Quando ia ao trabalho, muitas vezes passava por alguma moça bonita e dizia – Você vai casar comigo. A coitada sabendo de antemão a fama daquele rapaz rogava aos pais por um estudo em outra cidade, e assim mudava-se de mala para que a profecia não se cumprisse. Arnaldo só notava o desaparecimento da beldade muito tempo depois, quando algum conhecido comentava que a fulana havia ido estudar arquitetura na capital.
Não se casou naquele tempo, todas as moças que faziam parte de sua lista de futuras esposas mudavam-se de uma hora para outra. Casou muito tempo depois, quando tinha perto dos quarenta anos por imposição de uma mulher que o havia escolhido para esposo. Armou uma situação vexatória em frente aos pais obrigando-o a pedir-lhe a mão.

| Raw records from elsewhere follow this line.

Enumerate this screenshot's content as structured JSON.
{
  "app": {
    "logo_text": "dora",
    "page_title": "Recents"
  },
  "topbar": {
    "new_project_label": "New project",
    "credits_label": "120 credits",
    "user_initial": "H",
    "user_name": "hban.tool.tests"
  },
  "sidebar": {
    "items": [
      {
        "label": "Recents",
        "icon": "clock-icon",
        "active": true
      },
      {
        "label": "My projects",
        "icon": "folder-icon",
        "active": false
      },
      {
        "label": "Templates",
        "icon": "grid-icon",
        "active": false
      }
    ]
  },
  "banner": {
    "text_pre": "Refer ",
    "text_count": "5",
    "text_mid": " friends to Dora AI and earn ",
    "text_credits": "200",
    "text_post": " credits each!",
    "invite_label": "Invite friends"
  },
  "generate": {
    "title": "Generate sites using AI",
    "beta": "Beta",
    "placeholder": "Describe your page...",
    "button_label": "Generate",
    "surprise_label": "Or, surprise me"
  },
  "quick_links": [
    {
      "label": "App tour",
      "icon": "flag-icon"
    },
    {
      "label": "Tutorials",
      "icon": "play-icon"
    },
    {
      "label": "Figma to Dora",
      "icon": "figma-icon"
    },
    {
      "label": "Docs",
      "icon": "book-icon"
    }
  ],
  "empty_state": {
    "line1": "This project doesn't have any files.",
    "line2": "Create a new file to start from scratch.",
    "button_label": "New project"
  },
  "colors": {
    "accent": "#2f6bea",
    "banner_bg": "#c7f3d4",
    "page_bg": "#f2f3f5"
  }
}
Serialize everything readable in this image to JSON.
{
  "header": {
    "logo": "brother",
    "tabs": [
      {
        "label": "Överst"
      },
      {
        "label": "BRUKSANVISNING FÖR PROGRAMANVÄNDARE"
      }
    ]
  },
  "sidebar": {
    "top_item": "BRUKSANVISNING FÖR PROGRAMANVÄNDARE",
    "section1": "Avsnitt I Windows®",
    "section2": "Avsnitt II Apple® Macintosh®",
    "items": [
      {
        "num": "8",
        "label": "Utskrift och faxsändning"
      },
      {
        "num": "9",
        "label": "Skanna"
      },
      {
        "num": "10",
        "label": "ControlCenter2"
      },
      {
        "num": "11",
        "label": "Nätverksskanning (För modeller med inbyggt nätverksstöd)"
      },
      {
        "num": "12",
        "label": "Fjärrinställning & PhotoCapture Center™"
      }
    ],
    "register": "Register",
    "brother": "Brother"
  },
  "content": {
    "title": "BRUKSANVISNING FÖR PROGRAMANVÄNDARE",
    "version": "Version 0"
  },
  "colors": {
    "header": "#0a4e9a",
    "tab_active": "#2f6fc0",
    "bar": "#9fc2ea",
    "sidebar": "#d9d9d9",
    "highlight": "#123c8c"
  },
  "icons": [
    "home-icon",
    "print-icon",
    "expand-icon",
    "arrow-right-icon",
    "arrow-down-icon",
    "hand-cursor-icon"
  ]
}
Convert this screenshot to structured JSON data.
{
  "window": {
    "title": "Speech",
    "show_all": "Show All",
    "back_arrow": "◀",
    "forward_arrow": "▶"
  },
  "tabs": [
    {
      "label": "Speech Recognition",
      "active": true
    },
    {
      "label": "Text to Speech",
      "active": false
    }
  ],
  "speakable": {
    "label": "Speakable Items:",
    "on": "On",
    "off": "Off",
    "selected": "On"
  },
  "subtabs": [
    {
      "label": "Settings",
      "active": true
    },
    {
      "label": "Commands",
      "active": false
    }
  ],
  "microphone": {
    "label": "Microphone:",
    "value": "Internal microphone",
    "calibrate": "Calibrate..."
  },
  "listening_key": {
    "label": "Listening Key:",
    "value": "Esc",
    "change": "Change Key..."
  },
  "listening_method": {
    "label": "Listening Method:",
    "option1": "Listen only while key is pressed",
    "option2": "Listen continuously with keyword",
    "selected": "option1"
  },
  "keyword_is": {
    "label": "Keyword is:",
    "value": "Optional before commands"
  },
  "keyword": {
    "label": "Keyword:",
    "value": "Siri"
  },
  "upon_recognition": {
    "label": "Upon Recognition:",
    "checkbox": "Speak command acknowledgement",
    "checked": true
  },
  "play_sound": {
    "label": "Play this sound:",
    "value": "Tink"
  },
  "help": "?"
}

Não gostava dela e abria o rol de pragas que ecoavam pela casa inteira. – Você verá, não teremos filhos. Tiveram oito. – Você nunca saberá que tipo de comida eu gosto, e se souber vai acabar queimando tudo. Pois a cada refeição repetia com gosto os pratos preparados pela esposa. – A água do poço vai secar e você terá que andar quilômetros para trazer água. O poço vertia cada vez mais água, e era tanta que acabou sendo dividida entre os vizinhos. – Seus cabelos cairão da cabeça, você vai ficar careca. Aquela fartura de cabelos negros procriava a olhos vistos, muitas vezes foi vista no salão cortando para vendê-los a uma fábrica de perucas. – Nosso casamento não vai dar certo. E a cada dia que passava Arnaldo ficava cheio de ciúmes e ruminava o ardor que sentia pela mulata cada dia mais perfeita.
Desistiu e passou a rogar coisas boas à esposa. Pois não é que surtiram o efeito contrário? O poço secou, as galinhas morreram, trazia marmita para o almoço porque a mulher não era mais capaz de cozinhar sem queimar a comida e as panelas junto, numa ocasião quase fez pegar fogo a casa. A mulher entristeceu.
Arnaldo foi procurar a madrinha, já uma senhora septuagenária e explicou tudo desde o começo, procurava uma solução agora que amava tanto a mulher e queria ser feliz com ela.
- Meu filho, as pragas rogadas um dia voltam a quem as rogou. Cuide que você está recebendo nada mais do que a reação natural de quem relaxou a tensão do dia a dia, de fazer tudo o que você mandava. Pois não foi assim comigo? Onde estão minhas visitas costumeiras se não é somente a solidão que me aguarda em cada canto da casa. Maldita hora que não me casei com o lanterninha, esses cuidados estúpidos que ferem a alma na superfície, mas marcam profundamente uma existência. Quando você parou de alertá-la; que era a única maneira que ela conhecia, subentendeu que havia desistido dela.
Foi para o trabalho sem proferir uma palavra e maldizendo o dia que descobriu deslumbrado que as pragas acontecem. Tanto que esqueceu a marmita em casa.